Creative and encouraging reflection and conversation about life, family, faith and laughter. I offer these reflections and prayers as an invitation for us all to pray in these times. May we pray for one another and for the whole world together.
Wednesday, November 12, 2008
Lost Sheep
"Which one of you, having a hundred sheep and losing one of them, does not leave the ninety-nine in the wilderness and go after the one that is lost until it is found?" Luke 15:3
The first time I ever traveled to Ireland, I was fascinated by the sheep herds. It seemed that they were not penned in any where, and scads of them roamed across hillsides and up craggy outcroppings, seemingly unwatched and untended. They were everywhere on the west coast of Ireland, and they seemed to have the run of the joint. I also noticed that many of them had a blotch of color on their dirty white coats. There were a variety of different colored blotches among any one gathering of sheep. It seemed like a very random situation. My foreign eyes thought nothing was under control. Mark and I were traveling about, staying in bed and breakfasts up and down the misty, cold, west coast country. We asked one hostess about the sheep and their blotches. I came to learn it was a very complicated, controlled system. Each color signified a particular sheep owner in a particular area. They herds did run together but the shepherds had devised a system whereby they knew how many sheep each owner had, they rotated the watching of he flocks and they counted on a daily basis. They would leave the comfort of warm fires, gathering the border collies to round up all the sheep if there was any alarm over sheep who were either missing or unaccounted for. They talked several times daily, keeping each other up on the weather and other threats to their livestock. It was a level of intimacy and care I would have never guessed as an outside observer.
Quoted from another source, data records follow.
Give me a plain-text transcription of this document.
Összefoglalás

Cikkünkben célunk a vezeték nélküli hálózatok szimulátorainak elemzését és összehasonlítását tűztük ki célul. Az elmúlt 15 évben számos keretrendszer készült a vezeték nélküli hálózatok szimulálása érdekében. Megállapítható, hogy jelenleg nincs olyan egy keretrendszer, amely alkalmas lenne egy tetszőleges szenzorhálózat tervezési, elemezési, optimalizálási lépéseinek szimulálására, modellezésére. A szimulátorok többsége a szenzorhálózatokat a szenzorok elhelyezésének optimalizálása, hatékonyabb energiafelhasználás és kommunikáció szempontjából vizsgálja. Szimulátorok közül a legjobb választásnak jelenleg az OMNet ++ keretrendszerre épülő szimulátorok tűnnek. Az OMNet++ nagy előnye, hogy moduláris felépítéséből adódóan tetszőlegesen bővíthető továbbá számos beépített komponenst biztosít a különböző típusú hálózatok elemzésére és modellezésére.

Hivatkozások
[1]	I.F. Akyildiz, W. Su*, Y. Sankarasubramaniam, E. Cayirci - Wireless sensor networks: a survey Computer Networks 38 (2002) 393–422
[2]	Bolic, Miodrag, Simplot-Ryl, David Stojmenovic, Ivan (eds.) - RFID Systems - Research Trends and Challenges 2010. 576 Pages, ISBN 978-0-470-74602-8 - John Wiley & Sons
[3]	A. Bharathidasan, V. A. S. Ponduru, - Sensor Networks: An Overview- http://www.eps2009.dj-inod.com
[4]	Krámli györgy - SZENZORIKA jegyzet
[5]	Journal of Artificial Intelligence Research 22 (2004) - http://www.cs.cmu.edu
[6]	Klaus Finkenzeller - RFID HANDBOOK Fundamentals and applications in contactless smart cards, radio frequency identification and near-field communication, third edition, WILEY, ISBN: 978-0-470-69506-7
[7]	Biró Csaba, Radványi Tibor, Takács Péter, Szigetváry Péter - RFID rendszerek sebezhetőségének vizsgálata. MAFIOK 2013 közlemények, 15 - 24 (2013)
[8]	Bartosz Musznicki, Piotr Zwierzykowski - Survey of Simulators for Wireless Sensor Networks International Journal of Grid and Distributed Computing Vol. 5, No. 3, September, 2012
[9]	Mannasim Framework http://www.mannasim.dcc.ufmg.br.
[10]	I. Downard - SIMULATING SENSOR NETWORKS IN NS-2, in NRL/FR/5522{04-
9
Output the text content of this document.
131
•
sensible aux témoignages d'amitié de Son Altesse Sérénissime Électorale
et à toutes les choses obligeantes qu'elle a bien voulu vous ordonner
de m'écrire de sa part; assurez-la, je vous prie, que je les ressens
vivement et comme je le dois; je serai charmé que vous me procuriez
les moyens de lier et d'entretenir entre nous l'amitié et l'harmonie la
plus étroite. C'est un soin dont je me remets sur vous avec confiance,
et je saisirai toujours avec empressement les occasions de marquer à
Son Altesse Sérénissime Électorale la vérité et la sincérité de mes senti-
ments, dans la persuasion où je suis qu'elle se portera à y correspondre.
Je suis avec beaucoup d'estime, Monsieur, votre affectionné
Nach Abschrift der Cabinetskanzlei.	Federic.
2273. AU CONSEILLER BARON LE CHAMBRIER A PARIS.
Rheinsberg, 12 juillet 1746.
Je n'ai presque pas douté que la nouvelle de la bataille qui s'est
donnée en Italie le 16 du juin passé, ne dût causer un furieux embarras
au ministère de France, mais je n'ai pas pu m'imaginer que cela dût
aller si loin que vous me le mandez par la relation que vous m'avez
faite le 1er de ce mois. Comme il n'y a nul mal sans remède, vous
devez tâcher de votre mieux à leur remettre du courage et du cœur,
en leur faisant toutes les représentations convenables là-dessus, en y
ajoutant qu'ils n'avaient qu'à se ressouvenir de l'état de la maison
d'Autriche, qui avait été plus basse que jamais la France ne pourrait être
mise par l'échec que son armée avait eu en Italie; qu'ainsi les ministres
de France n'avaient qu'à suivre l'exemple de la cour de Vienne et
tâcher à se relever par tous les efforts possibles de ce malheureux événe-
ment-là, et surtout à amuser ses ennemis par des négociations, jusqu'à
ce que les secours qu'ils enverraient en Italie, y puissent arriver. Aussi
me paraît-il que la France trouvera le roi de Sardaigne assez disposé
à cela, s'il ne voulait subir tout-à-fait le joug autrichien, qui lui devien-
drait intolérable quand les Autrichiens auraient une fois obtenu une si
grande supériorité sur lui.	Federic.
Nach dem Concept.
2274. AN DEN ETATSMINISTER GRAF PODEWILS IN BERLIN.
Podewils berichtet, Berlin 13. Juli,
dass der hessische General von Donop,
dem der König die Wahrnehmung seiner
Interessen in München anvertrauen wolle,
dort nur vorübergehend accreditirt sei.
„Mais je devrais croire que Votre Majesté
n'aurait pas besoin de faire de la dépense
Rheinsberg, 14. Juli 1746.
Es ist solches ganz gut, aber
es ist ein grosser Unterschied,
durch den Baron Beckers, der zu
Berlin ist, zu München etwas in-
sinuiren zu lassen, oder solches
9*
Jesus says that God functions as a careful, tender shepherd. One that is constantly watching over the sheep. Now, sheep aren't the brightest animals and they get caught in the thickets and get lost regularly. But God is intimately active with the least of us, they ones who stray and wander, the ones who can't seem to stay with the herd, the ones who never get the lesson, even when it is taught over and over. And still God and heaven rejoices when one wanderer is retrieved. Today, I want to remember that insiders understanding of God. In this seemingly random and out of control world, I need to remember how carefully and completely we are cared for - for the least to the greatest. I pray that I can accept that kind of intimacy and care in my life, and share that care and kindness with others. And I pray that we can all, know we are cared for tenderly and completely. That we might have a sense of being known and loved intimately, by a shepherd who would leave the comfort of a warm fire, dry and come find us when we are lost.